Kabocha Squash Zucchini Latkes
Kabocha Squash Zucchini Latkes
We are big fans of potato latkes, but I also wanted to make a veggie version so we could indulge all 8 nights of Hanukkah! Kabocha squash (the round squash with dark green skin) is kind of magic - it is starchy like a sweet potato so holds together well. You can also substitute with butternut squash if you can’t find kabocha squash. This will make about 8 latkes.

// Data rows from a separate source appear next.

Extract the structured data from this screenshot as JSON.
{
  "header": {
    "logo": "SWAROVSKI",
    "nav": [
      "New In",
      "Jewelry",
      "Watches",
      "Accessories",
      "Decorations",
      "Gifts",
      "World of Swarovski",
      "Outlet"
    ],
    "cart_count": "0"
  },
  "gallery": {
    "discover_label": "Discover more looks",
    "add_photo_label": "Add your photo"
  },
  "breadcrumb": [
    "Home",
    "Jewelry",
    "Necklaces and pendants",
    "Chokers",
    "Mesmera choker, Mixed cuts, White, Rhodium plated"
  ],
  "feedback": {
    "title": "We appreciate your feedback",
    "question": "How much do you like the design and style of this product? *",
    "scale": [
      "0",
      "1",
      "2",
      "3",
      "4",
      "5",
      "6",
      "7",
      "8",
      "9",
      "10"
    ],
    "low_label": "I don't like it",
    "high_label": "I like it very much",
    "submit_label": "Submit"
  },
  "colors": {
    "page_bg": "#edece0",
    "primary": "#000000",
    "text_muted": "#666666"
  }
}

Prep Time: 20 minutes Cook time: 15 minutes
Ingredients:
1 medium zucchini, shredded and squeezed of as much moisture as possible
1 1/2 cups of shredded kabocha squash - about 1/2 of a small kabosha squash (peel and use a box grater)
2 eggs
1/4 cup blanched almond flour or oat flour
1 tsp each of onion powder, thyme, parsley and sea salt
1/4 cup chopped cilantro, optional
1-2 cups of avocado oil (or canola oil)
Directions:
In a large bowl, place the shredded and squeezed zucchini and kabocha squash and mix together.

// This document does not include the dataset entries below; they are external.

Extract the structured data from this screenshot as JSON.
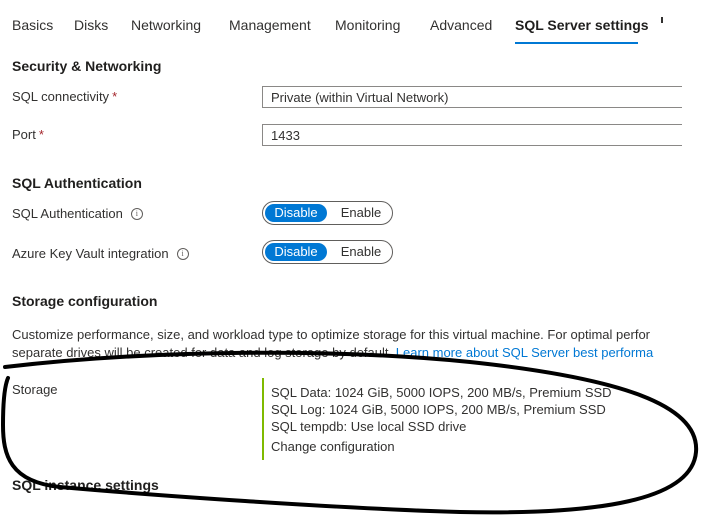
{
  "tabs": [
    {
      "label": "Basics"
    },
    {
      "label": "Disks"
    },
    {
      "label": "Networking"
    },
    {
      "label": "Management"
    },
    {
      "label": "Monitoring"
    },
    {
      "label": "Advanced"
    },
    {
      "label": "SQL Server settings",
      "active": true
    }
  ],
  "security": {
    "title": "Security & Networking",
    "connectivity_label": "SQL connectivity",
    "connectivity_value": "Private (within Virtual Network)",
    "port_label": "Port",
    "port_value": "1433",
    "required_marker": "*"
  },
  "auth": {
    "title": "SQL Authentication",
    "sql_auth_label": "SQL Authentication",
    "keyvault_label": "Azure Key Vault integration",
    "disable": "Disable",
    "enable": "Enable",
    "info_glyph": "i"
  },
  "storage": {
    "title": "Storage configuration",
    "desc_line1": "Customize performance, size, and workload type to optimize storage for this virtual machine. For optimal perfor",
    "desc_line2": "separate drives will be created for data and log storage by default.",
    "learn_more": "Learn more about SQL Server best performa",
    "storage_label": "Storage",
    "lines": [
      "SQL Data: 1024 GiB, 5000 IOPS, 200 MB/s, Premium SSD",
      "SQL Log: 1024 GiB, 5000 IOPS, 200 MB/s, Premium SSD",
      "SQL tempdb: Use local SSD drive"
    ],
    "change_config": "Change configuration"
  },
  "instance": {
    "title": "SQL instance settings"
  },
  "colors": {
    "accent": "#0078d4",
    "storage_bar": "#7fba00",
    "annotation": "#000000"
  }
}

Beat in the 2 eggs and add in the spices. Mix in the almond or oat flour and stir well.
In a large stainless steel fry pan heat 1 cup of oil over medium-high heat l until it is shimmering (not smoking) and then using a 1/4 measuring cup or large spoon, place the latke batter into the pan. I put 4 in the pan and try not to crowd them. I use a large spoon and tuck in any stray pieces to maintain my latke shape - the batter may feel loose, but tucking the edges in works and it holds together while frying.

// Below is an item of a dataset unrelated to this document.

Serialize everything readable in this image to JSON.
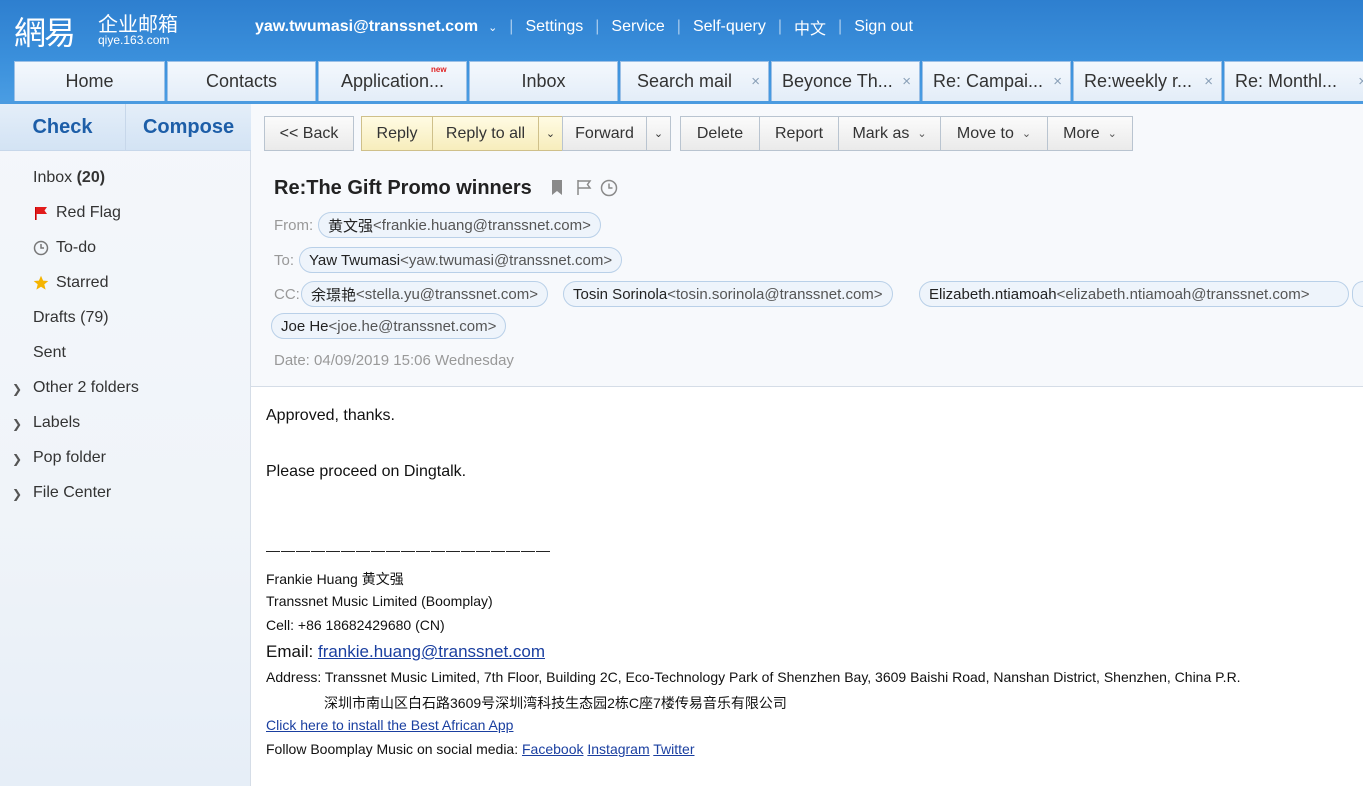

Cook for approximately 4 minutes until you see the edges have browned. I go between medium and medium-high heat, usually closer to medium-high. Flip over and cook for an additional 4 minutes. Place on a plate lined with paper towels to absorb of the oil.
If more oil in the pan is needed, add more oil and cook the remaining latkes. If using almond flour and there are burned bits (almond flour burns fairly easily) I scoop those out with a spoon before continuing.
Eat immediately with sour cream or yogurt and applesauce! These can also be stored in the refrigerator for 2-3 days and then reheated in a 325 degree oven for about 10-12 minutes.